Where the Judiciary Has Fallen Short and How We Can Build It Better
By Tyler Cooper, FTC senior researcher
Who judges the judges? Currently, it’s often other judges—and even then, it’s easy for a misbehaving judge to escape scrutiny and adverse professional sanctions. That is the topic of a recent essay by Notre Dame Law Prof. Veronica Root Martinez in the Northwestern Law Review.
We expect our judges to model character of the highest order, but we often find that the individuals of that office suffer from the same deficiencies we find in members of any other profession. Despite these expectations, and their positions being ones of public trust, judges can escape investigations into professional misconduct simply by resigning from their office—often then still receiving a full pension.
The argument for the status quo redounds to a notion that the highest priority should be removing from office a judge known to have engaged in misconduct. Therefore, it is actually a feature, not a bug, that judges are incentivized to resign in order to avoid the public embarrassment of an investigation into their wrongdoing. Without this incentive, the argument goes, a judge will have more motivation to fight allegations of misconduct.
However, this underappreciates the damage done to the institution by being soft on misconduct.
The judiciary’s power resides in the public’s assent to its authority, and, as Prof. Martinez notes, people’s compliance with decisions is impacted by their view of the decision-maker’s legitimacy. If the public views the judiciary as harboring misbehaving judges, then it stands to reason that the decisions of the judiciary may fall into disrepute.
As the essay states, “[w]hen judges are able to circumvent investigations into their own conduct, however, it has the potential to erode the public’s view of the courts as legitimate.”
Prof. Martinez provides two proposals to address the problem. First, establish a custom of referring stymied investigations to both the relevant state bar and to Congress for further investigation. Second, permit the judicial council to continue to investigate complaints against judges even if the judge resigns.
These suggestions are eminently reasonable.

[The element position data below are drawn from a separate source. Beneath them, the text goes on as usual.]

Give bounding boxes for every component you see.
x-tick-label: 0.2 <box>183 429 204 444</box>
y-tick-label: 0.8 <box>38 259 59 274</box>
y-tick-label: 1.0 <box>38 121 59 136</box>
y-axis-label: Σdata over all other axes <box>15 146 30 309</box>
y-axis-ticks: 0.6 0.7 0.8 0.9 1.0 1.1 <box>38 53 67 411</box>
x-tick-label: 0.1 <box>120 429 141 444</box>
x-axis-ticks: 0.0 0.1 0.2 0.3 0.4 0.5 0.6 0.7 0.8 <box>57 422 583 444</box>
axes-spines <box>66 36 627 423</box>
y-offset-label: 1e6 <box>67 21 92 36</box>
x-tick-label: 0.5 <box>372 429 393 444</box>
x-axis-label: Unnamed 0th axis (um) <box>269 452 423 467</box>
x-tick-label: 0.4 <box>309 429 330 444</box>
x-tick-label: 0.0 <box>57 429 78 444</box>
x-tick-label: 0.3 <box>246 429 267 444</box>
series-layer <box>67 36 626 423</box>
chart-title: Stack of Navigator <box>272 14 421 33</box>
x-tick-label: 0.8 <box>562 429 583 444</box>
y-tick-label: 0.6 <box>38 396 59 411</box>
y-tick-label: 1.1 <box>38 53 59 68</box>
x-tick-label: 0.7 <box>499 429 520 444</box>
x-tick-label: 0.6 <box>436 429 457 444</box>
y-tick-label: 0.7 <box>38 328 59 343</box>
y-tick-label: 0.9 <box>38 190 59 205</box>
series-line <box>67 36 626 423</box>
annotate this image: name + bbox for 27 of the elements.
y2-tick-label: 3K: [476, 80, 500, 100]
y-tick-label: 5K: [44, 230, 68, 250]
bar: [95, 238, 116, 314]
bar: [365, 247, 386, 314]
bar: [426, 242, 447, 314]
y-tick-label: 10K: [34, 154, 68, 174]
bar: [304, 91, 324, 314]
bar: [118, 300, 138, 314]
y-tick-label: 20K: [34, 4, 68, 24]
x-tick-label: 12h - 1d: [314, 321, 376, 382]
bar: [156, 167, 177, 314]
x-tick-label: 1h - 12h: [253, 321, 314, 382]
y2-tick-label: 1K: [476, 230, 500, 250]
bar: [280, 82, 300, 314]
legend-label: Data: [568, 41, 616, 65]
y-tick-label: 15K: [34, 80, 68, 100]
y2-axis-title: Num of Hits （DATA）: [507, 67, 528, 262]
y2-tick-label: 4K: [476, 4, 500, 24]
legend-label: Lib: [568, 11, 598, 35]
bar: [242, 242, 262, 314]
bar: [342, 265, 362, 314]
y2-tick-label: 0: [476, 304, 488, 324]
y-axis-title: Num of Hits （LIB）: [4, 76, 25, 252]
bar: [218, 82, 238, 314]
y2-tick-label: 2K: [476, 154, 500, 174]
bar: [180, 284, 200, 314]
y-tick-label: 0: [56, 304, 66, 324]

State bar associations already assume the responsibility for policing the legal industry. They have the capacity to levy harsh professional punishment that cannot even be meted out by the Judicial Conference or even the Congress—that is, they can suspend a lawyer’s license to practice in a state or even permanently disbar a lawyer. Prof. Martinez notes that this is particularly salient in considering the example of disgraced former Judge Alex Kozinski. He resigned his judgeship in 2017 when his extensive misconduct surfaced publicly and has since established his own private practice—recently even appearing in the court he formerly presided over as counsel to a party.
Considering referrals to Congress, Prof. Martinez notes that these already do occur on an ad hoc basis. She adds additionally that it’d be beneficial to move from this determination being one based on a subjective understanding of the gravity of the misconduct to one that occurs as a matter of routine procedure in cases where the judge attempts to evade scrutiny.
Finally, Prof. Martinez’s essay discusses additional considerations for oversight and ethics reform including that, currently, generous judicial pension plans are not subject to removal for professional misconduct (something we have written about before). She also adds, of the Supreme Court’s lack of tethering to any of the aforementioned oversight or ethics regulation to which the rest of the judiciary submits:
“[I]f we want to defer to an organization’s ability to self-police, which is what the Supreme Court currently does, it seems reasonable to expect the organization to adopt a set of clear and impartial expectations for itself. Without an ex ante set of expectations and standards, the legitimacy of decisions made by the Justices when there is an appearance of impropriety will always remain suspect.”
We’ll continue to work for a future where law reviews aren’t publishing essays titled “Avoiding Judicial Discipline,” but, for today, Prof. Martinez’s essay shows where the judiciary has fallen short and how we can build it better.